Proceedings of the Fifteenth Language Resources and Evaluation Conference (LREC 2026)

Abstract

The complexity of neural methods for automatic proficiency assessment often sacrifices interpretability and robustness. This paper presents a competitive alternative for CEFR classification using optimized statistical models with a novel perplexity-based feature engineering pipeline. We introduce LLM-derived perplexity features as a proxy for how unexpected a learner’s word choices are: native model perplexity measures unexpectedness relative to native language use, while Artificial Learner model perplexity quantifies relative to a specific proficiency level. While recent work favors end-to-end neural architectures, we demonstrate that traditional pipelines enhanced with these interpretable perplexity features can achieve comparable performance on established benchmarks.
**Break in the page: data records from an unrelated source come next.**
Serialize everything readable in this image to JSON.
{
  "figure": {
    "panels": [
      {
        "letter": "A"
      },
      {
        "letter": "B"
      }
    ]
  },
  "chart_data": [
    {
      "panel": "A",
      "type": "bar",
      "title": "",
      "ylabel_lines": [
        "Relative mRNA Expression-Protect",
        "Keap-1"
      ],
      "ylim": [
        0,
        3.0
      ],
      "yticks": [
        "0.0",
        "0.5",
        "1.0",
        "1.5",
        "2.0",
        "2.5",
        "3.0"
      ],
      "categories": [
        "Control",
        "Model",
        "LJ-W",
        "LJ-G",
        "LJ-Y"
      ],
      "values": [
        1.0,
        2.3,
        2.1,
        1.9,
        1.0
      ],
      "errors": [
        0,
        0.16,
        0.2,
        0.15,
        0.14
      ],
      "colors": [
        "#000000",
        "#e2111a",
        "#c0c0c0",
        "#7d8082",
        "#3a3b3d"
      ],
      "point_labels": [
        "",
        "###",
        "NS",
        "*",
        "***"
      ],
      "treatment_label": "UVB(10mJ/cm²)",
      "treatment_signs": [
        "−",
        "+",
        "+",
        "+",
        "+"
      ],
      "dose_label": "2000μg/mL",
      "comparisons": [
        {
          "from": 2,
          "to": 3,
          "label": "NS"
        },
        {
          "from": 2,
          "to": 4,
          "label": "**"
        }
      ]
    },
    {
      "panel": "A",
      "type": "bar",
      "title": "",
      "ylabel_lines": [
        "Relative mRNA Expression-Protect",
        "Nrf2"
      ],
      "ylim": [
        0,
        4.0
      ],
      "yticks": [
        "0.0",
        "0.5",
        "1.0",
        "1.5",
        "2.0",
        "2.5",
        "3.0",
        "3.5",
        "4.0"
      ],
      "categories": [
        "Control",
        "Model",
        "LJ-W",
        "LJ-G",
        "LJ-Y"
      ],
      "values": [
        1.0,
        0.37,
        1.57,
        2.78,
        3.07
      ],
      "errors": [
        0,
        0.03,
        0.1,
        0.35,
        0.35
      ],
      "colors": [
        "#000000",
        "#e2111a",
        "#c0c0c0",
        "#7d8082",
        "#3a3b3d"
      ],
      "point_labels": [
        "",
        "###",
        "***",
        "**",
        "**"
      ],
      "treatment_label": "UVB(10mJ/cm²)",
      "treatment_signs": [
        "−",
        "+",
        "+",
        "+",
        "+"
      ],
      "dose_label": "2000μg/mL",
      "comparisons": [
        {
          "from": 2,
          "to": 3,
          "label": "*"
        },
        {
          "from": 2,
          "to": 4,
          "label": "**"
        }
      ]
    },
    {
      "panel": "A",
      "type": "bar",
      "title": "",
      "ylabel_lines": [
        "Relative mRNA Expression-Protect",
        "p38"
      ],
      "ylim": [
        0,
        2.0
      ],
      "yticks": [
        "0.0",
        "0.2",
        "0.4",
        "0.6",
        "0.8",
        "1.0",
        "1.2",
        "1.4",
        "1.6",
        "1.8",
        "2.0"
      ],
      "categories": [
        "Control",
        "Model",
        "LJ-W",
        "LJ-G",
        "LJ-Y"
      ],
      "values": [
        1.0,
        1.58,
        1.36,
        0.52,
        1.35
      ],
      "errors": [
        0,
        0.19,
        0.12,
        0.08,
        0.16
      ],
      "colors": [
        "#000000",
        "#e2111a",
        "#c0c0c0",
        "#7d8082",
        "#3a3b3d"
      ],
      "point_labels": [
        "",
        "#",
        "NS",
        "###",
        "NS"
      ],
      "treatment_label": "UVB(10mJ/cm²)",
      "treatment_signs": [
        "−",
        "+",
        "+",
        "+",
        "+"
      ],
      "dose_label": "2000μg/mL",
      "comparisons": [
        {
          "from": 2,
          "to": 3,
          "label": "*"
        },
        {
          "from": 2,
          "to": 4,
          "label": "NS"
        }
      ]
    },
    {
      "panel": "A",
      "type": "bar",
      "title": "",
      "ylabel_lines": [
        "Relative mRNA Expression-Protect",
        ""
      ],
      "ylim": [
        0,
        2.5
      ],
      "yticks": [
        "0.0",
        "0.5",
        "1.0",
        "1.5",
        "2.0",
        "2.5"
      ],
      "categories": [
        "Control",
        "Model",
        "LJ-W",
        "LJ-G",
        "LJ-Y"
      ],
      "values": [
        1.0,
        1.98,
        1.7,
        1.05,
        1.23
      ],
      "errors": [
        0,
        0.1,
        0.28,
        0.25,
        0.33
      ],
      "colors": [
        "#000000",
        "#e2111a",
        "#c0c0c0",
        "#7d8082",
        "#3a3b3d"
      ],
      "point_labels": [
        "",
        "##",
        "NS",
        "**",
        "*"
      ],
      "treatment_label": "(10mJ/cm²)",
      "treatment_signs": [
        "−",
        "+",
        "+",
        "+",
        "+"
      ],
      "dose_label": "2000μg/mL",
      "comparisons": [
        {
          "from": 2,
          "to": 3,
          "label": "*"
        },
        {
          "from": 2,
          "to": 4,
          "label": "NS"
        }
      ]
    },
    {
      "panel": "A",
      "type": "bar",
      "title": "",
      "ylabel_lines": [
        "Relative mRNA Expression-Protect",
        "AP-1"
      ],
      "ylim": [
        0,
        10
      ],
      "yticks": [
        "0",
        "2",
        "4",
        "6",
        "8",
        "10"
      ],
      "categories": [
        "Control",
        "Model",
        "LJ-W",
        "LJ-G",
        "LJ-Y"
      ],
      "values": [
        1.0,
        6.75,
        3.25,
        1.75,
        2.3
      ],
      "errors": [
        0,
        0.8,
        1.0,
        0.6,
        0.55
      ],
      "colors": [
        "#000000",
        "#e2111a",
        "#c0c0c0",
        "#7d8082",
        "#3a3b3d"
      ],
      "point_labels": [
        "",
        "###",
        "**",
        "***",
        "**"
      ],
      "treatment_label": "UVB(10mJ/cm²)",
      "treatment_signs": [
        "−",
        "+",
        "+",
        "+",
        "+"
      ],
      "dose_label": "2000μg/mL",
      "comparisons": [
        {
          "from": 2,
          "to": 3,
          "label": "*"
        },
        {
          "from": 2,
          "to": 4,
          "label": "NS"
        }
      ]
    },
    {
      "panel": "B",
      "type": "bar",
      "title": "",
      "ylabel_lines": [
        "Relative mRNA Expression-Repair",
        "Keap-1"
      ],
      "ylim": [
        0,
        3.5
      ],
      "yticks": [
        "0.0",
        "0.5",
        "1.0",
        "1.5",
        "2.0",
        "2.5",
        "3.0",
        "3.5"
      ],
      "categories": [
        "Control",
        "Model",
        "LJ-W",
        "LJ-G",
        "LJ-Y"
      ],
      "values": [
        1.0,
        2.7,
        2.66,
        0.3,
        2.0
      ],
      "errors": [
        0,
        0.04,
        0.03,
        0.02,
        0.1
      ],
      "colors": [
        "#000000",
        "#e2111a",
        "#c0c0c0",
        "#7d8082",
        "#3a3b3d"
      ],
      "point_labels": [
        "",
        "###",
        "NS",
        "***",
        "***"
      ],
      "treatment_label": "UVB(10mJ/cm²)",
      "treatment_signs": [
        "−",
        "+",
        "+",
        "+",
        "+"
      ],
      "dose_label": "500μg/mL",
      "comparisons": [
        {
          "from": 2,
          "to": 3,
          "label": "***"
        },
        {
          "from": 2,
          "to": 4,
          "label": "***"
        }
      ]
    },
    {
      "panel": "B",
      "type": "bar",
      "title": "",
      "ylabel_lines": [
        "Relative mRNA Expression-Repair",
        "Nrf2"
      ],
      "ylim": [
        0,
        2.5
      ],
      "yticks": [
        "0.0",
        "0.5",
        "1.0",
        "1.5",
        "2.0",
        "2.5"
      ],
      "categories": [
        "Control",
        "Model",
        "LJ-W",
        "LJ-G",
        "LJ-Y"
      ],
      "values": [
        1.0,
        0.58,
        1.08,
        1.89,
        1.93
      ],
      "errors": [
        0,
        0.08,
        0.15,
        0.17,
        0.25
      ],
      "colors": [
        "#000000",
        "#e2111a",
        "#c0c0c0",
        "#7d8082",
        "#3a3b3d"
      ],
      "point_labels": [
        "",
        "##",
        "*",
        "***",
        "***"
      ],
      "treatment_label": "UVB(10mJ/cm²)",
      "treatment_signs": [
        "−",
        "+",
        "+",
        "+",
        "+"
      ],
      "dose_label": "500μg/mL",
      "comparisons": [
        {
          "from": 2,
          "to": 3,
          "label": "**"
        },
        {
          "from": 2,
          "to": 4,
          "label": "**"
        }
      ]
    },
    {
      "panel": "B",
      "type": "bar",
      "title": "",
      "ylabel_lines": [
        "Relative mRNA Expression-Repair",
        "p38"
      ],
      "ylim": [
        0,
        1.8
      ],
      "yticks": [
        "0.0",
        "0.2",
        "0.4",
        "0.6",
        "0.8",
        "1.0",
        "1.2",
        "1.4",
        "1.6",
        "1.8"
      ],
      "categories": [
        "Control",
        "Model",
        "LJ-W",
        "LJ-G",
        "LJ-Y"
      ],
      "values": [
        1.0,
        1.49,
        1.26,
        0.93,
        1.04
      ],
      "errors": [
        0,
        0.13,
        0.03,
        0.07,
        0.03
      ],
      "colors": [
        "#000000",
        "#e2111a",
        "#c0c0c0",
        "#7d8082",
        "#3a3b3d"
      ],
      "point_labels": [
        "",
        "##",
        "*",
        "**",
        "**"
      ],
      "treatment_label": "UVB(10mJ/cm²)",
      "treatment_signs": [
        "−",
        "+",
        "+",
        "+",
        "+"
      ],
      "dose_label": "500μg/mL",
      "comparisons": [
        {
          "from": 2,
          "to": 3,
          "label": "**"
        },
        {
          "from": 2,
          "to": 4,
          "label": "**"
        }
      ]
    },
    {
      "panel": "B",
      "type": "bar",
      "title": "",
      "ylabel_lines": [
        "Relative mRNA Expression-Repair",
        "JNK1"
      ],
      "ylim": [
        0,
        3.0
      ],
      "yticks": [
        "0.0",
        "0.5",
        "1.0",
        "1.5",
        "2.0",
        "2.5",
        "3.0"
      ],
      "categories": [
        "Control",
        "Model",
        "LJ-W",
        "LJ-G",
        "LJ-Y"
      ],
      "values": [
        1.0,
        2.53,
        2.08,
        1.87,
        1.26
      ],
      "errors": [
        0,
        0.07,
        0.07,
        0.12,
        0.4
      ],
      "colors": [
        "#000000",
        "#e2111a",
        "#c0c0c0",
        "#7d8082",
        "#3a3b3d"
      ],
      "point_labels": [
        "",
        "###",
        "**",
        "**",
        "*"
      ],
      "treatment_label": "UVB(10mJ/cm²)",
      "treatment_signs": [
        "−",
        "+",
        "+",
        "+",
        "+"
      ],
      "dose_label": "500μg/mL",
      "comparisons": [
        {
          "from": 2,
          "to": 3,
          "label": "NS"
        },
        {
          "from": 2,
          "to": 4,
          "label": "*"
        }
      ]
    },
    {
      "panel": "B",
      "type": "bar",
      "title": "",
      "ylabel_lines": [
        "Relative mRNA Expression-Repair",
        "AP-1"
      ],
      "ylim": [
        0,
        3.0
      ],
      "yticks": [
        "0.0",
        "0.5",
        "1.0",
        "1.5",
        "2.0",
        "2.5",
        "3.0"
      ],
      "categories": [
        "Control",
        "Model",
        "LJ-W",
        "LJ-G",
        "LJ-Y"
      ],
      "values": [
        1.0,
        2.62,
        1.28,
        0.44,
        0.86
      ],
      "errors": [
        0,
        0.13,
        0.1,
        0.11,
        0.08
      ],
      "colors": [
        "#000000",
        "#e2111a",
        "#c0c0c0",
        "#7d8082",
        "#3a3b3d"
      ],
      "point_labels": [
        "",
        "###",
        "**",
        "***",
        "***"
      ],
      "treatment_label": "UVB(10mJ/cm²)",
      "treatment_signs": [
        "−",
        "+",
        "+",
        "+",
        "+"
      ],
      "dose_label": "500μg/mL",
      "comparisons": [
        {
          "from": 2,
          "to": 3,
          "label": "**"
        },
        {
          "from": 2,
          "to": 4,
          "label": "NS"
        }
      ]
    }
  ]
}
We evaluate two transfer scenarios: zero-shot (trained on EFCAMDAT, tested on external corpora) and 90-10 split (same features, in-domain classifier training). On KUPA-KEYS, perplexity features achieve RMSE 0.707 (zero-shot) and 0.660 (90-10 split), outperforming fine-tuned BERT and prompt-based LLMs. On CELVA-SP, zero-shot perplexity shows limited generalization (RMSE 1.437 vs. LLM’s 1.016), but statistical models close this gap in the 90-10 split (RMSE 0.872). Across all three evaluation datasets, perplexity-based models achieve the best average macro F1 in the 90-10 split (0.446 vs. 0.287 for BERT and 0.175 for prompting), demonstrating that interpretable features paired with domain-adapted classifiers provide the most robust cross-domain representations. We contribute: (1) state-of-the-art KUPA-KEYS results with interpretable models, (2) the first comprehensive CELVA-SP benchmark, and (3) evidence that feature-level transfer outperforms both end-to-end fine-tuning and zero-shot prompting.